Well yesterday I had to make a ham…a 10lb ham his mother gave us when she thought their freezer was dying. It had been thawing for a few days in the fridge, so I needed to make it. We had friends over, so I thought “hey, some people over, lots of ham, why not share and have everyone for dinner?” So I set the oven to 325 degrees, scored the fat on top of the ham, added some pineapple slices and set the timer for 3 hours. In the meantime, I sliced up about 8 potatoes into wedges, coated them lightly in canola oil and sprinkled kosher salt, pepper, granulated garlic and onion powder over them, and baked them along with the ham towards the end (and then jacked the heat to 450 for about 25 minutes after I took the ham out because the potatoes were mushy and had zero color).

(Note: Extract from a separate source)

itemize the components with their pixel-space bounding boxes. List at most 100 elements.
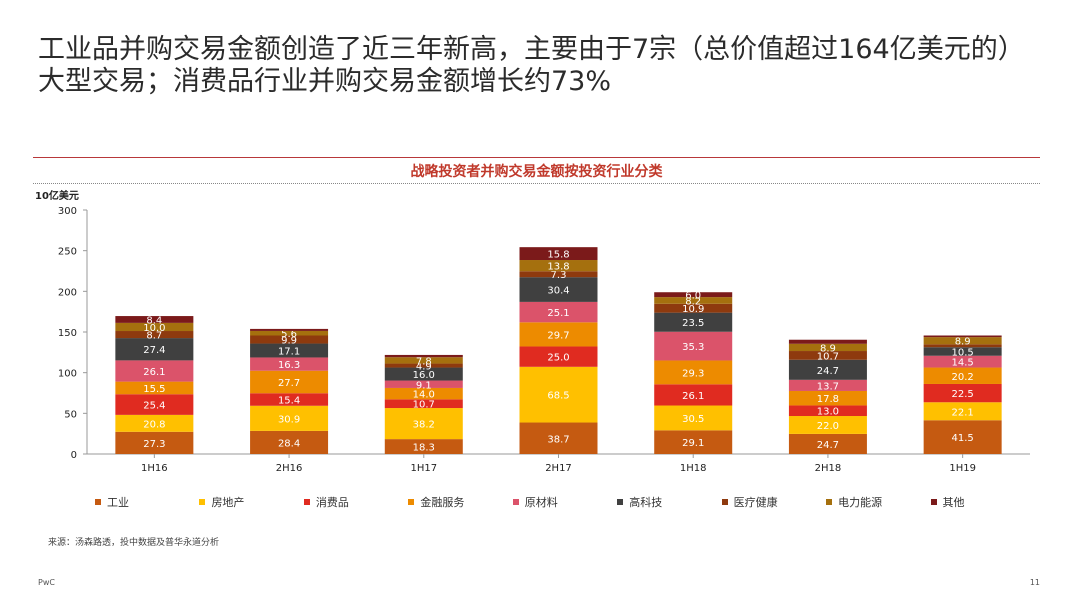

After everything was ready, I weighed the ham I was going to eat, and then weighed the potatoes, and made up my plate. I thought about adding a green veggie of some sort, but all I have are cucumbers, and my friends really don’t care for those, so I left them off and just had ham and potatoes. After eating, I logged onto the myfitnesspal website to add my food (I find it easier to use the database online for unknown foods), and was shocked at the amount of sodium! Over 2200mg! That’s over the daily limit!
So knowing this, I did the only thing I knew that will help minimize the amount of water I retain…I drank lots of water!

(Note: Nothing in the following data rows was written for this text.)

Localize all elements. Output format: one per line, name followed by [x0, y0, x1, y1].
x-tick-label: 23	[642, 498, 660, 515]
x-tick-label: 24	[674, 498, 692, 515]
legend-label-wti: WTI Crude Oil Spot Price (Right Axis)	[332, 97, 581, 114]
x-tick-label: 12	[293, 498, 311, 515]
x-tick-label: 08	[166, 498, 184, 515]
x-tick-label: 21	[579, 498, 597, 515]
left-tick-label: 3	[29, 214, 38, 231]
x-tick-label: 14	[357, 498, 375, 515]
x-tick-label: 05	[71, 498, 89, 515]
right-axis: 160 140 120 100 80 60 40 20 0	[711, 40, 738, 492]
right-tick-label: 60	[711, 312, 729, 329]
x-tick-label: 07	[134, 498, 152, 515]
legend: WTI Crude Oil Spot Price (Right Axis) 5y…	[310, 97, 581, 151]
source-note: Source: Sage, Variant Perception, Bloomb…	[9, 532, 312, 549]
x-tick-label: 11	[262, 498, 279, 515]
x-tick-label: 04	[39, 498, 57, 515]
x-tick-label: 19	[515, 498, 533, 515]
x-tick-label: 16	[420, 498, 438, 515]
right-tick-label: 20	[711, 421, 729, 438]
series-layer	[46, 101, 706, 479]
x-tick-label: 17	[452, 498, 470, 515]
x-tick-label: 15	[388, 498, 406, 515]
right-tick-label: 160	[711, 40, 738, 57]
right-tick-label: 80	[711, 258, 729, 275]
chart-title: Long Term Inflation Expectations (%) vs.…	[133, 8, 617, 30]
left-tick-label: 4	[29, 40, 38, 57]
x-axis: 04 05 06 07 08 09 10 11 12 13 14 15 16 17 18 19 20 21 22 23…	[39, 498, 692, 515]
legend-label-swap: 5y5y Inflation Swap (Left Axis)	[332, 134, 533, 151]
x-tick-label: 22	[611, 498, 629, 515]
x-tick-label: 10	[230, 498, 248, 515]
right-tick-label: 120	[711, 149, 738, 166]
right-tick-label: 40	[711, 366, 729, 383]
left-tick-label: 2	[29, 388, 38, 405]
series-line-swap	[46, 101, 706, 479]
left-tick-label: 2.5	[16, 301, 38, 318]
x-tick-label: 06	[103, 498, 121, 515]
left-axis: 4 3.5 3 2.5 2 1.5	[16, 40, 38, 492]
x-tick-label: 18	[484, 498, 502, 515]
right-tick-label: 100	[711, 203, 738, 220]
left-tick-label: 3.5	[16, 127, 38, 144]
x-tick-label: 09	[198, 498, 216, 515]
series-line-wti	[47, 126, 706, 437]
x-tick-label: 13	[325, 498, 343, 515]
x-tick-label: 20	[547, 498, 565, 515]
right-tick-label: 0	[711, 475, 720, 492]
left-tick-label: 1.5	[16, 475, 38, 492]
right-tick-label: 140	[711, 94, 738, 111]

|So in order to retain less water, I need to drink more water?!|
Technically speaking, there are other methods to help with water retention, including eating food that has diuretic effects (leafy greens like lettuce and cabbage, as well as carrots, spinach, and many others), taking vitamins (Vitamin B5, B6, B1 and D have been known to help with water retention), avoid dehydrating drinks (like alcohol, coffee and tea), using herbal remedies, and exercise. But for me, since I know that the water retention I will get is because of the higher sodium, drinking water is fine. I hope it doesn’t ruin my weigh-in for Monday! Good news is I will be working out today and still drinking lots of water, so fingers crossed! I weighed myself today and was at 209.4, so I've got a bit of work ahead of me.
Food Diary for 7/6/13:
1 Cup Coffee w/ 2 Tbls fat free French Vanilla Creamer-60 calories
1 dannon Light & Fit Greek Strawberry-80 calories
7oz cooked ham-218 calories
1 portion (about 6 wedges) oven roasted potatoes-179 calories
6oz marinated pork loin (leftover meat sticks)-383 calories
Total calories: 920
I did not exercise so there are no exercise calories to subtract.

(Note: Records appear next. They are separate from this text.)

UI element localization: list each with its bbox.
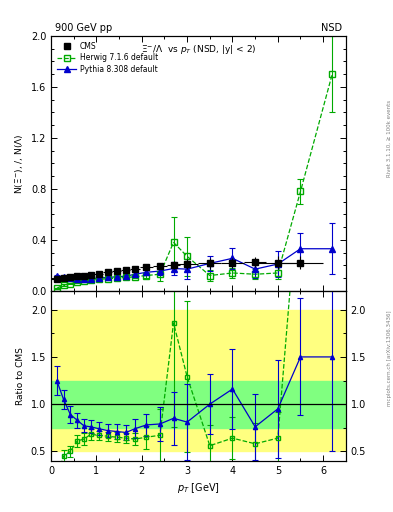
Text: Rivet 3.1.10, ≥ 100k events: Rivet 3.1.10, ≥ 100k events (387, 100, 392, 177)
Text: $\Xi^{-}/\Lambda$  vs $p_{T}$ (NSD, |y| < 2): $\Xi^{-}/\Lambda$ vs $p_{T}$ (NSD, |y| <… (141, 44, 256, 56)
Text: mcplots.cern.ch [arXiv:1306.3436]: mcplots.cern.ch [arXiv:1306.3436] (387, 311, 392, 406)
Legend: CMS, Herwig 7.1.6 default, Pythia 8.308 default: CMS, Herwig 7.1.6 default, Pythia 8.308 … (55, 39, 161, 76)
Text: 900 GeV pp: 900 GeV pp (55, 23, 112, 33)
Y-axis label: Ratio to CMS: Ratio to CMS (16, 347, 25, 405)
Text: NSD: NSD (321, 23, 342, 33)
Y-axis label: N($\Xi^{-}$), /, N($\Lambda$): N($\Xi^{-}$), /, N($\Lambda$) (13, 133, 25, 194)
X-axis label: $p_{T}$ [GeV]: $p_{T}$ [GeV] (177, 481, 220, 495)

Another day of eating less calories than I should. I think yesterday I was so disgusted by the amount of salt, and then filled up by the 84oz of water I drank (over a 10 hour period) that I fooled myself into thinking I wasn’t hungry. I did have the pork later in the evening as I started to feel some tummy rumblings, but I don’t think I could have eaten another bite of anything else.
Today’s Music Addition is Rumour Has It by Adele! She has such a unique voice, and most of her music is enjoyable for many types of exercise!